Travel costs are regressive; whereas fees catch the rich more often. In the middle of the income distribution, time and money spent to obtain cash fall linearly as income rises. The rich have a number of confounding factors. They rely more on financial services in general, with greater rates of account ownership and usage and higher transaction counts per month. They are also more likely to own their own businesses. Since business owners often receive cash income directly into the business, the wealthy show higher costs of time and money spent traveling to these transactions. The type of cash access point plays a very large role in determining the costs of cash access.
Cash access costs can vary from zero to several pesos per transaction depending on the type of access point used. Monthly costs of transportation to the point of cash access are also sensitive to the source of the cash being accessed.
70% of transactions are in cash, which may reflect low card adoption or a genuine consumer preference for cash, even among cardholders. Low card usage is largely explained by consumers’ fears surrounding payment fraud. Issues such as card cloning are top-of-mind concerns for many Mexicans.

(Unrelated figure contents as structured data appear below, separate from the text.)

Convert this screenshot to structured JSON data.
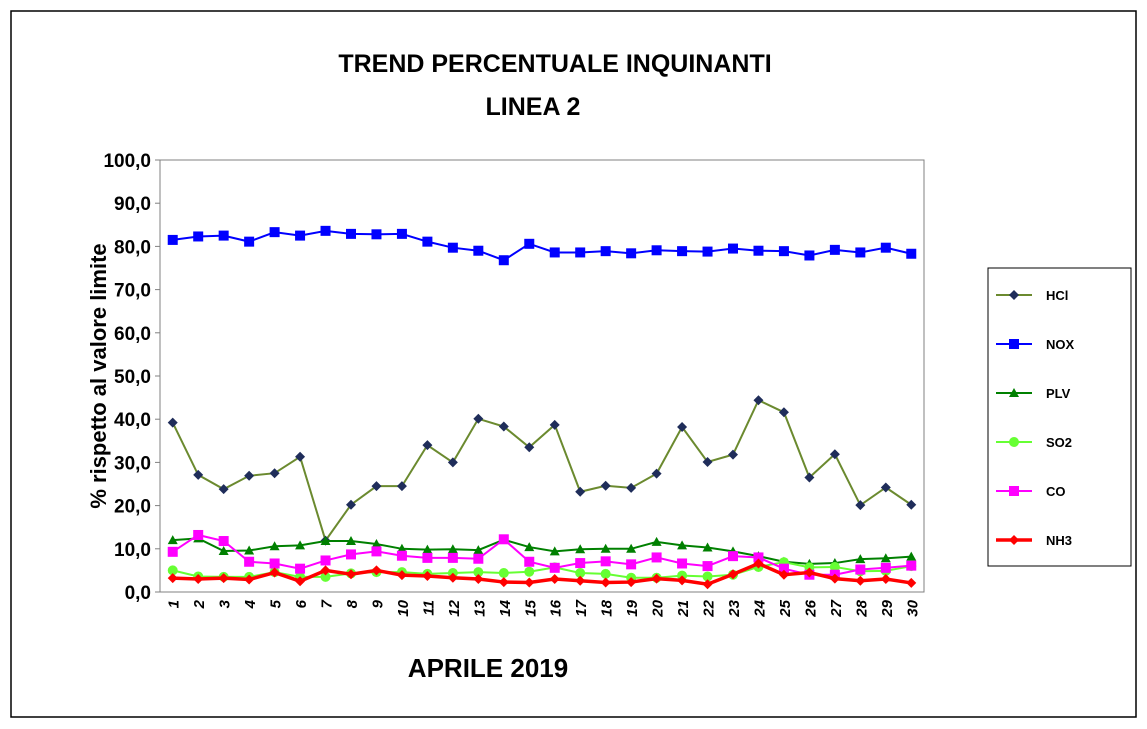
{
  "chart_data": {
    "type": "line",
    "title": "TREND PERCENTUALE INQUINANTI",
    "subtitle": "LINEA 2",
    "y_label": "% rispetto al valore limite",
    "x_label": "APRILE 2019",
    "categories": [
      "1",
      "2",
      "3",
      "4",
      "5",
      "6",
      "7",
      "8",
      "9",
      "10",
      "11",
      "12",
      "13",
      "14",
      "15",
      "16",
      "17",
      "18",
      "19",
      "20",
      "21",
      "22",
      "23",
      "24",
      "25",
      "26",
      "27",
      "28",
      "29",
      "30"
    ],
    "ylim": [
      0,
      100
    ],
    "yticks": [
      {
        "value": 0,
        "label": "0,0"
      },
      {
        "value": 10,
        "label": "10,0"
      },
      {
        "value": 20,
        "label": "20,0"
      },
      {
        "value": 30,
        "label": "30,0"
      },
      {
        "value": 40,
        "label": "40,0"
      },
      {
        "value": 50,
        "label": "50,0"
      },
      {
        "value": 60,
        "label": "60,0"
      },
      {
        "value": 70,
        "label": "70,0"
      },
      {
        "value": 80,
        "label": "80,0"
      },
      {
        "value": 90,
        "label": "90,0"
      },
      {
        "value": 100,
        "label": "100,0"
      }
    ],
    "grid": false,
    "legend": "right",
    "series": [
      {
        "name": "HCl",
        "color": "#6b8a2f",
        "marker": "diamond",
        "marker_color": "#1f2d5a",
        "values": [
          39.2,
          27.1,
          23.8,
          26.9,
          27.5,
          31.3,
          11.9,
          20.2,
          24.5,
          24.5,
          34.0,
          30.0,
          40.1,
          38.3,
          33.5,
          38.7,
          23.2,
          24.6,
          24.1,
          27.4,
          38.2,
          30.1,
          31.8,
          44.4,
          41.6,
          26.5,
          31.9,
          20.1,
          24.2,
          20.2
        ]
      },
      {
        "name": "NOX",
        "color": "#0000ff",
        "marker": "square",
        "marker_color": "#0000ff",
        "values": [
          81.5,
          82.3,
          82.5,
          81.1,
          83.3,
          82.5,
          83.6,
          82.9,
          82.8,
          82.9,
          81.1,
          79.7,
          79.0,
          76.8,
          80.6,
          78.6,
          78.6,
          78.9,
          78.4,
          79.1,
          78.9,
          78.8,
          79.5,
          79.0,
          78.9,
          77.9,
          79.2,
          78.6,
          79.7,
          78.3
        ]
      },
      {
        "name": "PLV",
        "color": "#008000",
        "marker": "triangle",
        "marker_color": "#008000",
        "values": [
          12.0,
          12.4,
          9.5,
          9.6,
          10.6,
          10.8,
          11.8,
          11.8,
          11.1,
          10.0,
          9.8,
          9.9,
          9.7,
          12.1,
          10.4,
          9.4,
          9.9,
          10.0,
          10.0,
          11.6,
          10.8,
          10.3,
          9.4,
          8.3,
          7.0,
          6.5,
          6.7,
          7.6,
          7.8,
          8.2
        ]
      },
      {
        "name": "SO2",
        "color": "#66ff33",
        "marker": "circle",
        "marker_color": "#66ff33",
        "values": [
          5.0,
          3.6,
          3.5,
          3.5,
          4.6,
          3.5,
          3.5,
          4.3,
          4.6,
          4.6,
          4.2,
          4.4,
          4.6,
          4.4,
          4.7,
          5.7,
          4.4,
          4.2,
          3.3,
          3.3,
          3.8,
          3.6,
          4.0,
          5.8,
          6.9,
          5.7,
          5.8,
          4.8,
          4.9,
          6.0
        ]
      },
      {
        "name": "CO",
        "color": "#ff00ff",
        "marker": "square",
        "marker_color": "#ff00ff",
        "values": [
          9.3,
          13.2,
          11.8,
          7.0,
          6.6,
          5.4,
          7.3,
          8.7,
          9.4,
          8.4,
          7.9,
          7.9,
          7.7,
          12.2,
          7.0,
          5.6,
          6.7,
          7.1,
          6.4,
          8.0,
          6.6,
          6.0,
          8.3,
          8.0,
          5.4,
          4.0,
          4.0,
          5.2,
          5.6,
          6.1
        ]
      },
      {
        "name": "NH3",
        "color": "#ff0000",
        "marker": "diamond",
        "marker_color": "#ff0000",
        "values": [
          3.2,
          3.0,
          3.2,
          2.9,
          4.5,
          2.5,
          5.0,
          4.1,
          5.0,
          3.9,
          3.7,
          3.3,
          3.0,
          2.3,
          2.2,
          3.0,
          2.6,
          2.2,
          2.3,
          3.1,
          2.7,
          1.8,
          4.1,
          6.6,
          4.0,
          4.5,
          3.1,
          2.6,
          3.0,
          2.1
        ]
      }
    ]
  }
}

Bringing the informal economy out of the shadows promises immediate benefits for the national fiscal position by closing the tax gap. Every 1% of the informal economy that is formalized represents US $560 million of new revenue with no changes to tax rates. Where financial infrastructure is adequate, electronic payments can save time and money for households and simultaneously reduce the informal share of economic activity.

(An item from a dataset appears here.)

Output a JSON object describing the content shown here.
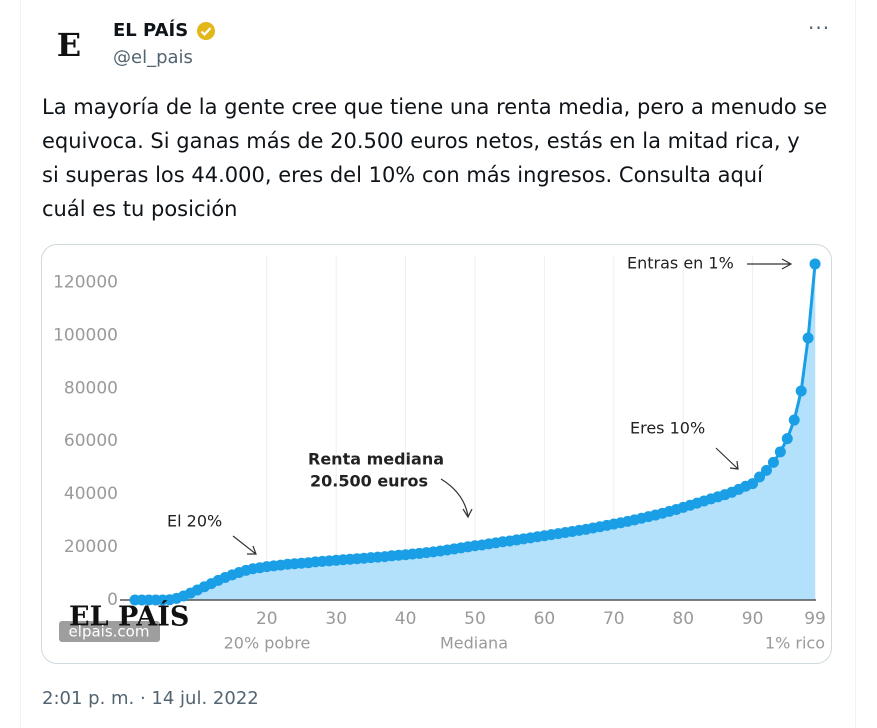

Innovators have already revealed the investment agenda required to leverage payments for growth. Improved infrastructure and service offerings must go hand in hand to serve the needs of households and small businesses. The infrastructure perspective concerns access to telecommunications and cash conversion points. Service offerings must include remote bill payment services, such as payments to utilities and governments; payment acceptance for small business; and a mobile money or mobile banking product with concrete advantages over existing money transfer services.

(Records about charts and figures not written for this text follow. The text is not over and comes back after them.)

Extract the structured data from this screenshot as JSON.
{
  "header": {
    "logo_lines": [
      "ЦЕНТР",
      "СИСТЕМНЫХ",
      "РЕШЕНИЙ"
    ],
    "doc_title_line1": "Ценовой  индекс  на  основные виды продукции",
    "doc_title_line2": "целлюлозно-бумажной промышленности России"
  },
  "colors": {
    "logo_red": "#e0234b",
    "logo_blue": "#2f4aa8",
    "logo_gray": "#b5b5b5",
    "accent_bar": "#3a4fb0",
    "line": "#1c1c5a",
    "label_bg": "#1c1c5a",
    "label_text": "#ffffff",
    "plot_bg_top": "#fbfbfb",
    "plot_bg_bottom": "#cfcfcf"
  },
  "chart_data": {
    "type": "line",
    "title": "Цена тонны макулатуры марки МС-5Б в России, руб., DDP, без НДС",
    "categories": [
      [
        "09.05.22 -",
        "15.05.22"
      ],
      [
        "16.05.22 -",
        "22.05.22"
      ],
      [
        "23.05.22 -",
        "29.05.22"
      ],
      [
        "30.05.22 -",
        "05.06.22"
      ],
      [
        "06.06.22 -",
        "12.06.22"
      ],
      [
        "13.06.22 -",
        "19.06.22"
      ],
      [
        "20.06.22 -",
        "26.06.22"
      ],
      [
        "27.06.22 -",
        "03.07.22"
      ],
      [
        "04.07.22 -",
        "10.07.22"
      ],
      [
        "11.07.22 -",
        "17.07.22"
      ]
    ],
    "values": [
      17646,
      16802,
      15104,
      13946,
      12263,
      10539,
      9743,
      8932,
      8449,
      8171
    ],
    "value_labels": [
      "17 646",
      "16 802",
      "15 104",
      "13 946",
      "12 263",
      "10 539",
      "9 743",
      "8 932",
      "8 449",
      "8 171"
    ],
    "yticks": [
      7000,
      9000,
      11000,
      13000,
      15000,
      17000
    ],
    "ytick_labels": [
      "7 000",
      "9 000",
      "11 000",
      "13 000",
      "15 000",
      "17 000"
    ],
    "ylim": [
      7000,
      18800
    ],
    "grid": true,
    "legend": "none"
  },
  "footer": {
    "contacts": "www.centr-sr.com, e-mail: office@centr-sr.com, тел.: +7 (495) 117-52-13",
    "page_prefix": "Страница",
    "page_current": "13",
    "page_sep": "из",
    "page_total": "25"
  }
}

In the last decade, there have been considerable changes in how Mexicans access and use financial services. Wealthy and middle class Mexicans that have bank accounts are making more and more payments with cards, and are using web-based and mobile platforms to transfer money and pay bills from their online accounts.
In the same period, usage of paper checks has declined precipitously, as businesses switch to electronic funds transfers. For the poor and the middle classes, the last ten years have brought an onslaught of consumer lending for homes, autos, and durables—albeit at some of the highest interest rates in the world, which compete with informal moneylending. But savings and transactional products for lowincome segments, which are less profitable, have not multiplied on par with lending. A growing number of formally employed Mexicans receive their wages in a payroll account, but the number of Mexicans with a bank account or payment card remains low relative to global averages and even relative to peer Latin American countries.